Now we get a nonsensical result

julia> sincos(Inf)
(-0.9307036206040147, 0.36577420712042863)

but can no longer see any call to j_sincos_domain_error_100 in the output of

julia> code_llvm(sincos, (Float64,))

Comments:

  • I don’t really recommend redefining the function in Base, even if you can. Better make your own variants of the functions you need, starting from the code in Base and modifying where needed.
  • There are probably more similar workarounds needed, it will be a detective work to locate them all.
  • There’s a reason PackageCompiler is recommended over StaticCompiler; it’s way more mature. But if you have the persistence (and sufficiently simple code) to work around all issues, you will be rewarded with a very small and nice library to deploy.

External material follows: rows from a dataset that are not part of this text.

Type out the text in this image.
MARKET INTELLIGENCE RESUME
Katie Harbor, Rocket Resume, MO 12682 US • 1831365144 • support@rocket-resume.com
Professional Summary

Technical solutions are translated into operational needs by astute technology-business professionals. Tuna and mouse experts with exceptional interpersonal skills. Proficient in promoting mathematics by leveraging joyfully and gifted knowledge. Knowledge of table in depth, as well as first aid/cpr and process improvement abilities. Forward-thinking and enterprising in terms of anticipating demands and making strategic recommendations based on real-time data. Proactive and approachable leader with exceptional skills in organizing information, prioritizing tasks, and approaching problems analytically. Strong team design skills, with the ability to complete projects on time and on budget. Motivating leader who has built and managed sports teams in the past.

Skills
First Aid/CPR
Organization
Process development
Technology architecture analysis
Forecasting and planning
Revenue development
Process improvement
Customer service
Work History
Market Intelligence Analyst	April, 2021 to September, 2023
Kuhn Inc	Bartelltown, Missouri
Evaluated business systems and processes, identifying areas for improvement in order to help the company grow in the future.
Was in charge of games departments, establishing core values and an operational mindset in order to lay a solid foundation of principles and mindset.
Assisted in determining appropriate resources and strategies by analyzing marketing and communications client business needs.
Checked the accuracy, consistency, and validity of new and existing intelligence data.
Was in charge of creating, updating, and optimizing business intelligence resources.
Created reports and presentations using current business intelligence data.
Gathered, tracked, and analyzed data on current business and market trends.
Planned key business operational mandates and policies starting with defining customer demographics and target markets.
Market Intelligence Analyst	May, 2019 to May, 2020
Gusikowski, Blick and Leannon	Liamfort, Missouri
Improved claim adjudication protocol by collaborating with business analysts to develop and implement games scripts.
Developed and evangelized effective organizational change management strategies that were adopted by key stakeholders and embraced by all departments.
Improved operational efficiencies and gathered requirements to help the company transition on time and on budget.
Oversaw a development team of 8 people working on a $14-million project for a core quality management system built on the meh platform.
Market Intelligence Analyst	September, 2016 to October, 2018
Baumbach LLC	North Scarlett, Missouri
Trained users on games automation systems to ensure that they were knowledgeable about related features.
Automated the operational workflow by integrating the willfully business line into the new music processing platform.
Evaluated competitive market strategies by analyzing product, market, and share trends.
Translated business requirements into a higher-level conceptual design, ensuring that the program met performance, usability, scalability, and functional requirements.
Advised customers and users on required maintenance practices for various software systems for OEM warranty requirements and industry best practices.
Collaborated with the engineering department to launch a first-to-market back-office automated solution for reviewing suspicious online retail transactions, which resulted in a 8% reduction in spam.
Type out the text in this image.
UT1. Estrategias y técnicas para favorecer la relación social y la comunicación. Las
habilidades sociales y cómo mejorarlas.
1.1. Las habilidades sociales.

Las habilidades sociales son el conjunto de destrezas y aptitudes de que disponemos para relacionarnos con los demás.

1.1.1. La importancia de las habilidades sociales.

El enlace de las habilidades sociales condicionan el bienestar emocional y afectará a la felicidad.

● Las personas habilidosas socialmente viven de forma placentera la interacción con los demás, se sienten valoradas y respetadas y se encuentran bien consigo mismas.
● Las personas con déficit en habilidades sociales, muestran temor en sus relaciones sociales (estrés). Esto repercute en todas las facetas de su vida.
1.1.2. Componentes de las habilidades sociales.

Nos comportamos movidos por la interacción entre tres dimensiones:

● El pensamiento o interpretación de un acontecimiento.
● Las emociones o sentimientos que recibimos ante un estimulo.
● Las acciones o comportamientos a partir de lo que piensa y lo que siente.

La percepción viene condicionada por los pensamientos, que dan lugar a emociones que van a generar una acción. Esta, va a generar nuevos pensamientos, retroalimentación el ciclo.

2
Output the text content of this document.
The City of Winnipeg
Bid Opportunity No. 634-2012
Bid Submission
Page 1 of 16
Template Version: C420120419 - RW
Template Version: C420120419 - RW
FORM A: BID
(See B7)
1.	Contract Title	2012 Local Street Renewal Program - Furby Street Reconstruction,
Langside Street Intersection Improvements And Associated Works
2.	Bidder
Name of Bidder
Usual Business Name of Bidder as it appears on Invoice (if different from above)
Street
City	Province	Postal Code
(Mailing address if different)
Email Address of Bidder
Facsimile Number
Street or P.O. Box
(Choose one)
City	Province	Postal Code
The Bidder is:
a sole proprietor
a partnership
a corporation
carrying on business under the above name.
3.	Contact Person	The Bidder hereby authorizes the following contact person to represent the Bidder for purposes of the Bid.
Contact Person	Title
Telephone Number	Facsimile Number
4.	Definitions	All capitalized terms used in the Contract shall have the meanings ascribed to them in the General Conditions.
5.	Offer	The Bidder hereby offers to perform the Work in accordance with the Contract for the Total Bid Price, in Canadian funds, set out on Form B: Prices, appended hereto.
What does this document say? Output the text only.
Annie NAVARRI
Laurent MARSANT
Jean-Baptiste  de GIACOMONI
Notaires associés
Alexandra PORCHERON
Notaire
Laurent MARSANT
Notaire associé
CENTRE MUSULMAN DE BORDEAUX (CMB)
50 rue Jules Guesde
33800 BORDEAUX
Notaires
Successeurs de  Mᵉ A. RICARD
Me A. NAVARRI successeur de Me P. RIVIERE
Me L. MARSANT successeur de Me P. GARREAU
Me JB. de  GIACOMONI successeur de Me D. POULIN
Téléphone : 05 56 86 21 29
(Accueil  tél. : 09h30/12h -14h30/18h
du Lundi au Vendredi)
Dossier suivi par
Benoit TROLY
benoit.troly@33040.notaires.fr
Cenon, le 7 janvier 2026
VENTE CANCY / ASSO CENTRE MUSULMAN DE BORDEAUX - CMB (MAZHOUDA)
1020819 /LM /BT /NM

Okay, fair enough. I really like the idea of true static compilation of Julia code though and i hope that we will see more mature versions of the StaticCompiler in the future. Off course, coming from Python it is kind of unfair to complain that you need the julia runtime for so many things, when you would also need the python interpreter for python. Still it seems like a waste to have a language which is “kind of” compiled and then you cannot do proper AOT compilation.

I will try the route of replacing the exp function with an exception-free variety and see whether i get frustrated. I have a bit of hope, since the complex exponential is my only library call, the remainder of my real code consists of basic arithmetic and loops…

Okay, so your solution did indeed work for the simple testcase :-). On top, i learned that i can use cis instead of exp and that this will supposedly be faster too (i only have exp(i*real_a) calls).

I also found another variety of the cis-function in this forum post which is less extra code and allegedly faster because it calls some optimized library.

const A = Ref{Cdouble}()
const B = Ref{Cdouble}()
function cis2_(x::Float64)
    ccall((:sincos, Base.Math.libm), Cvoid, (Cdouble, Ptr{Cdouble}, Ptr{Cdouble}), x, A, B)
    return Complex(B, A)
end

Sadly this will simply give me a segfault when compiled (it works inside julia). I suspect that the calls to Ref{CDouble}() amount to GC memory allocation calls. I would have thought that this could also be circumvented, since A and B are no arrays and it should be possible to pass memories to some scalar value. Sadly i did not manage to implement any version of my idea which would work even in normal julia (syntax errors).

that hasn’t been faster since 2019. our cis is now pretty good.

If I’m not mistaken, ccall is not compatible with static compilation at this point.

Okay, then i am happy to roll with the modified sincos.

Another thing i just learned is that broadcasting does not seem to work at least in the case that i tried:

#works (c is as long as a):
@inbounds for ia in 1:size(a[],1)
	c[][ia] = cis_(a[][ia])
end
#does not work, ijl_throw again: @inbounds c[] .= cis_.(a[])

No?

Typo. now → not